After five years of all-GOP governance and conservative policy failures, continuing them does not sound like part of a winning game plan.  We can measure things now and it has been established beyond all certainty that cutting or refusing to increase taxes, for whatever reason, does NOT increase revenue.  On Mr. Newhouse’s Issues page on Education Reform, his #1 under “I support” set off an immediate red flag as well it should.  Has anyone been able to increase teacher pay without a commensurate increase in revenue?  I think it is entirely reasonable to be skeptical given the most recent results regardless of specifics.  Looking over some of the other items, it is apparent that Mr. Newhouse’s policy positions serve a given narrative and agenda more than address any issues pertinent to the citizens of Senate District 25.
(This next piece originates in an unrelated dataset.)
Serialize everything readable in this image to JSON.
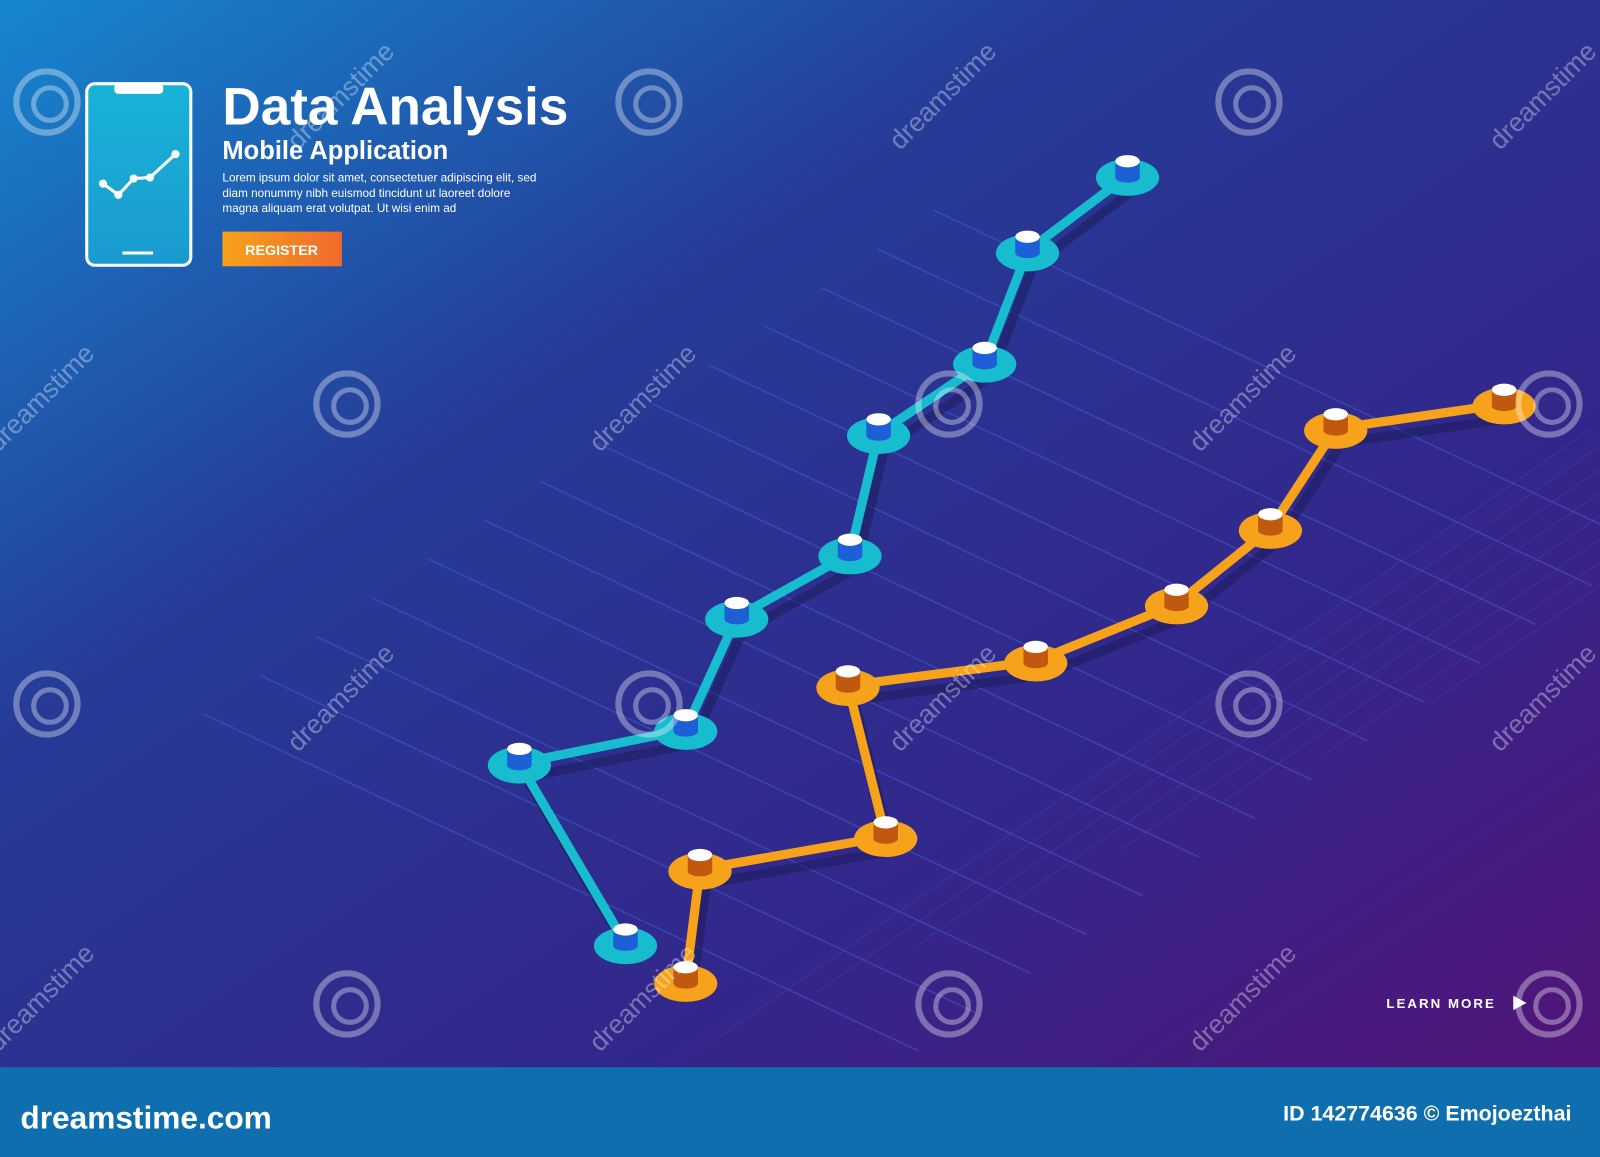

Politics, especially conservative politics, has a way of attracting overachievers.  If only overachievers could convert their track records to positive results and legislate laws and public policy that served a majority and addressed problems faced by the people I doubt they would have so many challengers this year.  It doesn’t matter how impressive a candidate’s resume may be or what they bring to the table in terms of personal experience.  All those football win-loss records or stellar Georgetown and flight school grade point averages guarantee NOTHING!  If someone is riding a candidacy message of perpetuating failing or failed policies then all that experience does not matter one iota.  They are by any reasonable metric subject to defeat by a good and worthy opponent with a message more palatable than their stale one.  We need to stop being awed and intimidated by class valedictorians.  The best and most wonderful examples of legislators I have known are those who were ordinary people who rose to do extraordinary things, like campaign to represent a constituency that badly needs an average person to do all that is necessary for the average and outstanding citizens alike.  Please remember on Election Day that regime change begins with your vote!